Radial spokes connect the central pair of microtubules in cilia and flagella axonemes to the nine outer microtubule doublets and are thought to regulate how dynein motors slide these microtubules to generate movement. Each spoke contains at least 23 proteins, with two or three spokes (depending on the species) clustering together at regular intervals along the axoneme. How the spokes function is unclear, however, so Pigino et al. used cryoelectron tomography to observe their structure in various cilia and flagella.
Pigino et al.’s reconstructions of flagella from the alga Chlamydomonas revealed that spokes project from outer microtubule doublets and split at their necks to form two closely apposed heads near the center of the axoneme. The symmetry of these structures supported the idea—previously suggested by biochemical experiments—that radial spokes assemble through the dimerization of smaller, precursor structures.

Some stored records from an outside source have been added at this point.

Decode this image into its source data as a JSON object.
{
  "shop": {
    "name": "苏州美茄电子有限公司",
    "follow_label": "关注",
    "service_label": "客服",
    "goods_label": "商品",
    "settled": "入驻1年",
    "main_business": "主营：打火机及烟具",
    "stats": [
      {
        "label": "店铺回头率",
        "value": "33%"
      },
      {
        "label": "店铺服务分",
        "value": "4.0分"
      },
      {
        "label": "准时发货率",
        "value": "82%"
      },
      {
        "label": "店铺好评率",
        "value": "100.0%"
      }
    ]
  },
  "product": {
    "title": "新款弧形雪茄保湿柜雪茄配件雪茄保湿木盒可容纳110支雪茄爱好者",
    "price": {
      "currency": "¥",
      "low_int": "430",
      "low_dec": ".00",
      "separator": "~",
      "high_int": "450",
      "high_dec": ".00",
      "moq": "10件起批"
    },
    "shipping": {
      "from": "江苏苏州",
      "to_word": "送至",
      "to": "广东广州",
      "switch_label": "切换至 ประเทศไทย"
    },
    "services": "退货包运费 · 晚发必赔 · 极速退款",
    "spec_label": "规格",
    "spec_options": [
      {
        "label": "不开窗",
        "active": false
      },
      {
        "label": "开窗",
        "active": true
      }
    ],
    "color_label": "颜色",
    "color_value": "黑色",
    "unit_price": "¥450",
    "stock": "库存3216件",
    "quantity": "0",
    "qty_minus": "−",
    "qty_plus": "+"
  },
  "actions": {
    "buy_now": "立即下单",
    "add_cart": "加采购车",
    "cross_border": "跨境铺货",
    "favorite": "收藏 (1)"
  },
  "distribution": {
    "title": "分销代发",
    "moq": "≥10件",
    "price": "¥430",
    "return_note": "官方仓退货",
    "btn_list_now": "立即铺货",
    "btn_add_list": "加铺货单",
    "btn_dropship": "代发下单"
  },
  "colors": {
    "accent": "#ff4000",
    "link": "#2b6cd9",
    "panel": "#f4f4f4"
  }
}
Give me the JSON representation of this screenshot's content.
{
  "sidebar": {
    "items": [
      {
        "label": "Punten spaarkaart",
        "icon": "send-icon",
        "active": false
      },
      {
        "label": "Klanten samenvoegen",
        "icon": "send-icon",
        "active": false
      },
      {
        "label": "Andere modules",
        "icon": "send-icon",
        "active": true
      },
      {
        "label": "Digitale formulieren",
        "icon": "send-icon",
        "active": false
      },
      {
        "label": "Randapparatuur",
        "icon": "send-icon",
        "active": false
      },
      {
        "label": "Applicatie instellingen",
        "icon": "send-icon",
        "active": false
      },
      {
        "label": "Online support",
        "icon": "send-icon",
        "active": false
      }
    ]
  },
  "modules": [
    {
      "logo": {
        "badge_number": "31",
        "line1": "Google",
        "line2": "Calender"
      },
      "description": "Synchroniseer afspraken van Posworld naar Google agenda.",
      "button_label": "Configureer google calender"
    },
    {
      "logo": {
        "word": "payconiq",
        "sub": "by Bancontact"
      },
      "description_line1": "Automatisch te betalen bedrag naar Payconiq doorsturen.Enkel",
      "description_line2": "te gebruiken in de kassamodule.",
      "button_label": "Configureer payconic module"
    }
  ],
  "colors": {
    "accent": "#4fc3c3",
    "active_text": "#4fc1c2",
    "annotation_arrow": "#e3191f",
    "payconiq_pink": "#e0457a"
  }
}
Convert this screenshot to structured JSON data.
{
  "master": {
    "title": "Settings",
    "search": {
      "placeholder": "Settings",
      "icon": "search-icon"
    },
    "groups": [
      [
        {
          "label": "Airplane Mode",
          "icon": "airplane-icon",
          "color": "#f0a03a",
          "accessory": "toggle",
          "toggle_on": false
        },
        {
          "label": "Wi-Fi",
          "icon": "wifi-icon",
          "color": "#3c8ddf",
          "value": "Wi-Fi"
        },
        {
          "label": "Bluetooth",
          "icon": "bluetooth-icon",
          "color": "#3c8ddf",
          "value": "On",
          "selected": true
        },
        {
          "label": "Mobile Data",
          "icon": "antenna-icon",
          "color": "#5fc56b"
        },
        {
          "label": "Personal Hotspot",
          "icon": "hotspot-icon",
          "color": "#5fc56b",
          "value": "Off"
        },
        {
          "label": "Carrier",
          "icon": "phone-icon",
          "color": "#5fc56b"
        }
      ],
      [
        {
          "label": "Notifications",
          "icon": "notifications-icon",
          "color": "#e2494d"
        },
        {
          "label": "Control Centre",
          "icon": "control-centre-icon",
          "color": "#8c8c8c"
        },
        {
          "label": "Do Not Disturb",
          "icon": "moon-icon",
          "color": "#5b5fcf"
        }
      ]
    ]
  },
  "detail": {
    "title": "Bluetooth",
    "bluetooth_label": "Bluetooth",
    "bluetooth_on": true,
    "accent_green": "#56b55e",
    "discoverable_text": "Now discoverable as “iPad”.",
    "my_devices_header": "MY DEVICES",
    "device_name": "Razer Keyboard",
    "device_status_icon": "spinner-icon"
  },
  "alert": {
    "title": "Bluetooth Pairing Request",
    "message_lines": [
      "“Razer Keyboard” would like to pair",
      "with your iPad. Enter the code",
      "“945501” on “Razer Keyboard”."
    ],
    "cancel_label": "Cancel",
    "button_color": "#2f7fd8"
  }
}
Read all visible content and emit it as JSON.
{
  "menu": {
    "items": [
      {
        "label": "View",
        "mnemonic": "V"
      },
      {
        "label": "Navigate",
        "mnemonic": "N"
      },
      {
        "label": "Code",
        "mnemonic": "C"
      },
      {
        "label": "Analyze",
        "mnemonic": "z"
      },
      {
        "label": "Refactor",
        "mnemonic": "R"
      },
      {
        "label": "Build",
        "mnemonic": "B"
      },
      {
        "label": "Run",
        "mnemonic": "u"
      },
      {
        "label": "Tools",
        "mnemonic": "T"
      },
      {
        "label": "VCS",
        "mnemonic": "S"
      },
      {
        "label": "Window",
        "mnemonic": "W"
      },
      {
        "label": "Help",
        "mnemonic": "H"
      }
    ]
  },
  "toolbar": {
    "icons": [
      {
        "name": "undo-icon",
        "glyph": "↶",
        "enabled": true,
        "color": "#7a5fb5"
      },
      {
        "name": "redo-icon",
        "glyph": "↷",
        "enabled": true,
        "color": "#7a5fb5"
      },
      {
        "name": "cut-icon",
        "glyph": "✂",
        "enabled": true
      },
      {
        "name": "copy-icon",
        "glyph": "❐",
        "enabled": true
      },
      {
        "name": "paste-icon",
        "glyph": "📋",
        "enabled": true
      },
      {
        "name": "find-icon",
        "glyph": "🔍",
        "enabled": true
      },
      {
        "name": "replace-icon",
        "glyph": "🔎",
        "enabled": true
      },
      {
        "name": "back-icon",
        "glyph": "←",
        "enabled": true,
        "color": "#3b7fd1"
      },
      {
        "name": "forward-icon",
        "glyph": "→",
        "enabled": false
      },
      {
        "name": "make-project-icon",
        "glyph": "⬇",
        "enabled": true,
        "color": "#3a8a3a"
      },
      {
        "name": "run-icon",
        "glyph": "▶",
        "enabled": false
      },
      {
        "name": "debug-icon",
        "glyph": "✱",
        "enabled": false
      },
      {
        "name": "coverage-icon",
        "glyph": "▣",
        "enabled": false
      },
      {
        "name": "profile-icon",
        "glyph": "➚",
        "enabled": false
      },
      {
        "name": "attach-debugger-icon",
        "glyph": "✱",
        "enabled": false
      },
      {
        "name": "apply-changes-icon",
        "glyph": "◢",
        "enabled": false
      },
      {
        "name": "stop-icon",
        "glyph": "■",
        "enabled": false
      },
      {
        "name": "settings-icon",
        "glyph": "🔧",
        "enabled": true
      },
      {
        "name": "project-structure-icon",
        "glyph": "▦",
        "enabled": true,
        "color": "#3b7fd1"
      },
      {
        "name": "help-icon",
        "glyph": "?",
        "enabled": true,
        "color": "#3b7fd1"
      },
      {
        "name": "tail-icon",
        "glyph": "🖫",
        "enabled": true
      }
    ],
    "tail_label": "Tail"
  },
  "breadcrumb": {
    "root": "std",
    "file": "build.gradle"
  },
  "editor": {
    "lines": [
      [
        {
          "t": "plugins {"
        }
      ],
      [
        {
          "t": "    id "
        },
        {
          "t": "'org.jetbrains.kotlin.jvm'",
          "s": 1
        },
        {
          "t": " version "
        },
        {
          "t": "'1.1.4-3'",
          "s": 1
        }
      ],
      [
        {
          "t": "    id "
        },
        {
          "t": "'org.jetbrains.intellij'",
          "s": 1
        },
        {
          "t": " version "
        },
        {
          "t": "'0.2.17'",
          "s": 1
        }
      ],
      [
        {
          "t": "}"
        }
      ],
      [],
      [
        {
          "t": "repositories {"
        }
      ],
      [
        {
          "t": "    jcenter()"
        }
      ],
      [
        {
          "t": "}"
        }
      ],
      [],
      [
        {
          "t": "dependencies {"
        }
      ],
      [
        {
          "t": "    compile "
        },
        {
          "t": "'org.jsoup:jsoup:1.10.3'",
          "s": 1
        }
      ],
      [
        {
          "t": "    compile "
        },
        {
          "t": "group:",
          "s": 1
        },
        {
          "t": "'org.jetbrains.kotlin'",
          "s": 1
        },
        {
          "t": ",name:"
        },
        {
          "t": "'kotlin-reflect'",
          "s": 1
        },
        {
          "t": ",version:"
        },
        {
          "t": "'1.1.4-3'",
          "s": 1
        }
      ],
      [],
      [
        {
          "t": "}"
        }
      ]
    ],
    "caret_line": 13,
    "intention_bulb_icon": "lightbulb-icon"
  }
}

In addition, by comparing the structures of radial spokes in Chlamydomonas mutants lacking particular spoke proteins, the researchers were able to assign many of these components to specific locations within the complex.
One surprise was that Chlamydomonas, whose radial spokes are thought to exist in pairs, actually has a short protrusion next to each pair, exactly where the third spoke exists in the cilia of species like the protozoan Tetrahymena. Senior author Takashi Ishikawa says it's unclear whether Chlamydomonas lost, or Tetrahymena gained, a full third spoke during evolution.